Here is a quick look at how you’d actually implement a "token exchange" instead of using a hardcoded secret:
import boto3
def get_ephemeral_creds(oidc_token):
sts = boto3.client('sts')
# we exchange the identity token for a 15-minute session
response = sts.assume_role_with_web_identity(
RoleArn='arn:aws:iam::123456789012:role/MyScopedWorkloadRole',
WebIdentityToken=oidc_token,
RoleSessionName='EphemeralWorkloadSession'
)
return response['Credentials']
By moving toward these standards, we're finally treating machine identities with the same respect we give to our human users. It’s about building an architecture that expects things to disappear.
Next, we’re going to look at specific technical solutions like SPIFFE and how to handle identity sprawl across different industries.
Technical Solutions for Machine Identity Sprawl
Cleaning up machine identities is usually the last thing on a dev's mind when they're pushing code at 2 a.m., but honestly, it’s where the real security happens. If we don't automate the death of these identities, we're just building a digital graveyard that's still haunted by active permissions.
The gold standard for solving this right now is using spiffe (Secure Production Identity Framework for Everyone). Instead of a pod just "inheriting" a role because of where it sits, it has to prove who it is through a process called attestation.
In environments where you can't just trust a network segment, the agent (spire) looks at the kernel, the container image hash, and the namespace before handing out a short-lived SVID (spiffe Verifiable Identity Document). Think of an SVID as a temporary digital ID card—usually an X.509 certificate or a JWT—that proves exactly which workload is talking.
- Dynamic Minting: Identities are created on the fly and tied to the specific workload instance.
- Short TTLs: Most of these tokens should expire in minutes, not hours.

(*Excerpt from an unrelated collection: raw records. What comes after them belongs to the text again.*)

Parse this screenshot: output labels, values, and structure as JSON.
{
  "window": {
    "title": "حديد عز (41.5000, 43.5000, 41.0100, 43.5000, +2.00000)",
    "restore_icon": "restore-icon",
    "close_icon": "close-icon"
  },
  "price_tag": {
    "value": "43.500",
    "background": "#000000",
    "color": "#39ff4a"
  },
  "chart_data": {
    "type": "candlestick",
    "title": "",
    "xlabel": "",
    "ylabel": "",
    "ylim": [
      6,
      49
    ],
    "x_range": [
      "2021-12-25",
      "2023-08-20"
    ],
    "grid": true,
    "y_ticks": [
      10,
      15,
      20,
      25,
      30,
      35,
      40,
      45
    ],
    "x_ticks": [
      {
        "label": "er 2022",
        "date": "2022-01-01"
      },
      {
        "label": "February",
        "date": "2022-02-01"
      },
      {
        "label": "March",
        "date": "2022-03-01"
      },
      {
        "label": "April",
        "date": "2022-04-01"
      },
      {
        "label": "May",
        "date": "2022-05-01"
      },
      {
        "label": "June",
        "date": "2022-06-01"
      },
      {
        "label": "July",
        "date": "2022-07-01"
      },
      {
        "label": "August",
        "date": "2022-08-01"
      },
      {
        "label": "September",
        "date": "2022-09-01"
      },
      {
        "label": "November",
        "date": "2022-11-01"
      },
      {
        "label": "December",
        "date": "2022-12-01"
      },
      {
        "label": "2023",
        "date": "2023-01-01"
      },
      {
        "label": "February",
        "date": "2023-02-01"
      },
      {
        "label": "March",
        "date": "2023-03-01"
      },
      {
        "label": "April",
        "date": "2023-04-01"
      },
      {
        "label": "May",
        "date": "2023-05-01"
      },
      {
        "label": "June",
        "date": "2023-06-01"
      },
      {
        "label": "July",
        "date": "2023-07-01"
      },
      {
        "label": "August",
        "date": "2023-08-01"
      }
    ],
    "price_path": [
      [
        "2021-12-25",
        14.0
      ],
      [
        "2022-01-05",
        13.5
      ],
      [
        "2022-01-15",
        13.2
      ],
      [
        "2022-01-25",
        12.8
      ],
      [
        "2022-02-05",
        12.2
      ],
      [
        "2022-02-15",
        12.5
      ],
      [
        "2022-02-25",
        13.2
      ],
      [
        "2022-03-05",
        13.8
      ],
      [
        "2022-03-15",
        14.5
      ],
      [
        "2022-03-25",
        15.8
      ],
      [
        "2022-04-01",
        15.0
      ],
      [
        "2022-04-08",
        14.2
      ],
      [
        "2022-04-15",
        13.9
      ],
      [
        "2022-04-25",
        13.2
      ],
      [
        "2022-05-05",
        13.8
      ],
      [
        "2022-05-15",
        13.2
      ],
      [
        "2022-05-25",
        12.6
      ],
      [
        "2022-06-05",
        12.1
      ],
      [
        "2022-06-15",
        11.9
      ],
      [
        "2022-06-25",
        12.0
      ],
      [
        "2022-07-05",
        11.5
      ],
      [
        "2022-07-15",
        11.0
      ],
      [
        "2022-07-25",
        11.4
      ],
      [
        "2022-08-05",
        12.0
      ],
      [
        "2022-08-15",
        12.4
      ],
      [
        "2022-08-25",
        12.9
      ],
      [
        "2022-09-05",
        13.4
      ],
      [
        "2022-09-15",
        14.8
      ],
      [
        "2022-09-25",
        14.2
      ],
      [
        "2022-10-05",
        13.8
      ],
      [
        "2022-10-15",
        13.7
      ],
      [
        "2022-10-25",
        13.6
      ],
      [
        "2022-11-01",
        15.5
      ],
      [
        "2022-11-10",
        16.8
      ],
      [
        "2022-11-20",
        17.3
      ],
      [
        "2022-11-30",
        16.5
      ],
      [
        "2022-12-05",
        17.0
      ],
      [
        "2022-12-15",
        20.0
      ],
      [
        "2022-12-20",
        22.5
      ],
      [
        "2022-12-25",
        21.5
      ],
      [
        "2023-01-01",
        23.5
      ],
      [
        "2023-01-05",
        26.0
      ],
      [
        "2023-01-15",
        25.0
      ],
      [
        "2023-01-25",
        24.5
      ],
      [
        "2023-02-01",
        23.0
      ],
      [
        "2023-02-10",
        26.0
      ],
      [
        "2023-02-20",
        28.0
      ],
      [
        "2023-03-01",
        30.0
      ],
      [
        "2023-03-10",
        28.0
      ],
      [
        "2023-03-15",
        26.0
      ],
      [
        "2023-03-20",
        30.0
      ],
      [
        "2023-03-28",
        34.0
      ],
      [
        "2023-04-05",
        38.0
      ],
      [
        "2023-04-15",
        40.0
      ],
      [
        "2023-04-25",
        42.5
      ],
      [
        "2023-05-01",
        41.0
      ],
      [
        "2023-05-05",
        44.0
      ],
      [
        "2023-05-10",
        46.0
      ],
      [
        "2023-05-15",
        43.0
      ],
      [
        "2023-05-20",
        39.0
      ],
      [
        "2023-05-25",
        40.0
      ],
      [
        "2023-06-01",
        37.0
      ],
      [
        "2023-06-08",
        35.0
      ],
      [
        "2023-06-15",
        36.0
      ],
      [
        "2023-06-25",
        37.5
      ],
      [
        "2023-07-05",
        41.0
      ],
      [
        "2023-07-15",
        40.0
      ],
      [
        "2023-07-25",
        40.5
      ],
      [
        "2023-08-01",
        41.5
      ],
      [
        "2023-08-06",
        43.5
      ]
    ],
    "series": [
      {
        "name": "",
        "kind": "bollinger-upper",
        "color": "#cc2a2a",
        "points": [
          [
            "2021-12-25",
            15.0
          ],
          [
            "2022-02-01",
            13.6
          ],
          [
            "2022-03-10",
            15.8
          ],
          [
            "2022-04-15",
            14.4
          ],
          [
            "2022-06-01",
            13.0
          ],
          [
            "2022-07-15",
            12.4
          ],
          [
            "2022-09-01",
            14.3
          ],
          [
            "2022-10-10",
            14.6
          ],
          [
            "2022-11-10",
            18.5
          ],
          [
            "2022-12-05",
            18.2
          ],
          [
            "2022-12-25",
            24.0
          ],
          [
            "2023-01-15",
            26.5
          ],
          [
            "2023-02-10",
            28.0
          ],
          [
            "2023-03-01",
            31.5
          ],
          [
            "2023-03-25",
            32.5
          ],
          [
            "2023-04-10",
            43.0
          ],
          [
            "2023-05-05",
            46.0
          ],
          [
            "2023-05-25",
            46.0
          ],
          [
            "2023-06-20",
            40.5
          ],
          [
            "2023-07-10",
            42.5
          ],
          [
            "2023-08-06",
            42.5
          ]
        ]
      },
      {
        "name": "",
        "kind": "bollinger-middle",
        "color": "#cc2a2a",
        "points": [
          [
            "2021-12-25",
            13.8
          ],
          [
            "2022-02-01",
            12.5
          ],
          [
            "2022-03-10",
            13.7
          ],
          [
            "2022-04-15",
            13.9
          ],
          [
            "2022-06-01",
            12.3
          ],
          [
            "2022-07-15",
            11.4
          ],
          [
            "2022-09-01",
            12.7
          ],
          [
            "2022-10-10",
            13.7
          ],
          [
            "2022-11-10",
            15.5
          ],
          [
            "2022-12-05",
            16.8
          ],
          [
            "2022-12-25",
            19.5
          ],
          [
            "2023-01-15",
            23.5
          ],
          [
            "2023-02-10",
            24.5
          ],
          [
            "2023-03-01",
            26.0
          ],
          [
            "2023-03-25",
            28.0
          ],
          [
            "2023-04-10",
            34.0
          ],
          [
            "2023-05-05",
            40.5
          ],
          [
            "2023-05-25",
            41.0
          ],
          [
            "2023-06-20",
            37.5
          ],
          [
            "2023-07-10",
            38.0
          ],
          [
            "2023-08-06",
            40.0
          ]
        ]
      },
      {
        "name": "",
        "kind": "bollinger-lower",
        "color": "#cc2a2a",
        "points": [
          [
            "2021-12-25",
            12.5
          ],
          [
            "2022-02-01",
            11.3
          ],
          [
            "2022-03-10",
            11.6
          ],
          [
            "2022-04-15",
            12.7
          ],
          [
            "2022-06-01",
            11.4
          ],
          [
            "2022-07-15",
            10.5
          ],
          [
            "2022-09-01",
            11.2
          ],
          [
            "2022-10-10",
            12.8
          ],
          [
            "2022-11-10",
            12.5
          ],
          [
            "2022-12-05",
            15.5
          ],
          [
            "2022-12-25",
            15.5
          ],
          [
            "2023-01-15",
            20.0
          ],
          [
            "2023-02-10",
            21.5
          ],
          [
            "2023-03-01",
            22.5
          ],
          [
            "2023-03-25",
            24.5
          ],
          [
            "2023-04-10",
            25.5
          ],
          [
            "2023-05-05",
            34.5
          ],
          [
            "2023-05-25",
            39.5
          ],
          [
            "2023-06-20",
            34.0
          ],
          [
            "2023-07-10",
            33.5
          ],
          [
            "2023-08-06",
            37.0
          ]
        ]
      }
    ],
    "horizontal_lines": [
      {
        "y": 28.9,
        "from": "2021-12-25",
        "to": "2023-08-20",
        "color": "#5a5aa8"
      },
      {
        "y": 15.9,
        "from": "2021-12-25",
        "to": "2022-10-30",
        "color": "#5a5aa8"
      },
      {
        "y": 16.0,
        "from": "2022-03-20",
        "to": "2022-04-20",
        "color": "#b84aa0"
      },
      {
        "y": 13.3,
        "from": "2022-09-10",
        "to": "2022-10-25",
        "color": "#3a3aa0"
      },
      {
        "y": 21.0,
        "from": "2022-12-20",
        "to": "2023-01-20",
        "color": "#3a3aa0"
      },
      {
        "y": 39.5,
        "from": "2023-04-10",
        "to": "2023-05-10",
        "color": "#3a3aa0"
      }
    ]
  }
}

- Platform Agnostic: It works the same whether you're in AWS, on-prem, or some weird hybrid setup.
You really want to get away from static secrets in your ci/cd pipelines. Instead of putting an api key in GitHub Actions, you use an OIDC provider to talk to your cloud. Here is a quick way you might handle a temporary exchange for a deployment script:
import boto3
def get_cloud_access(github_token):
# This keeps secrets out of your environment variables
client = boto3.client('sts')
auth = client.assume_role_with_web_identity(
RoleArn='arn:aws:iam::account:role/DeployRole',
WebIdentityToken=github_token,
RoleSessionName='CI-CD-Runner'
)
return auth['Credentials']
Industry Use Cases and the Blast Radius
When we talk about "Blast Radius," we're measuring how much damage one compromised identity can do. If a single token gives access to everything, your blast radius is the whole company. We want to shrink that down to almost nothing.
- Finance: A high-frequency trading microservice shouldn't inherit broad network admin rights. By using SVIDs, the service can only talk to the specific database it needs, and the token expires the second the trade is processed.
- Retail: During a Black Friday surge, thousands of "auto-scaling" pods are created. Instead of each one inheriting a legacy api key, they use OIDC to get 10-minute credentials. If one pod is popped, the attacker only has a tiny window of time and very limited access.
- Healthcare: Data processing jobs shouldn't have permanent access to pii. You need a reaper process—something that monitors your orchestration layer and kills the associated nhi (non-human identity) the second the workload terminates.
At the end of the day, managing machine identity sprawl is about discipline. We have the tools to move away from messy inheritance and toward a model where every machine identity is verified, temporary, and strictly governed. That’s how you actually close the loop on ephemeral risk.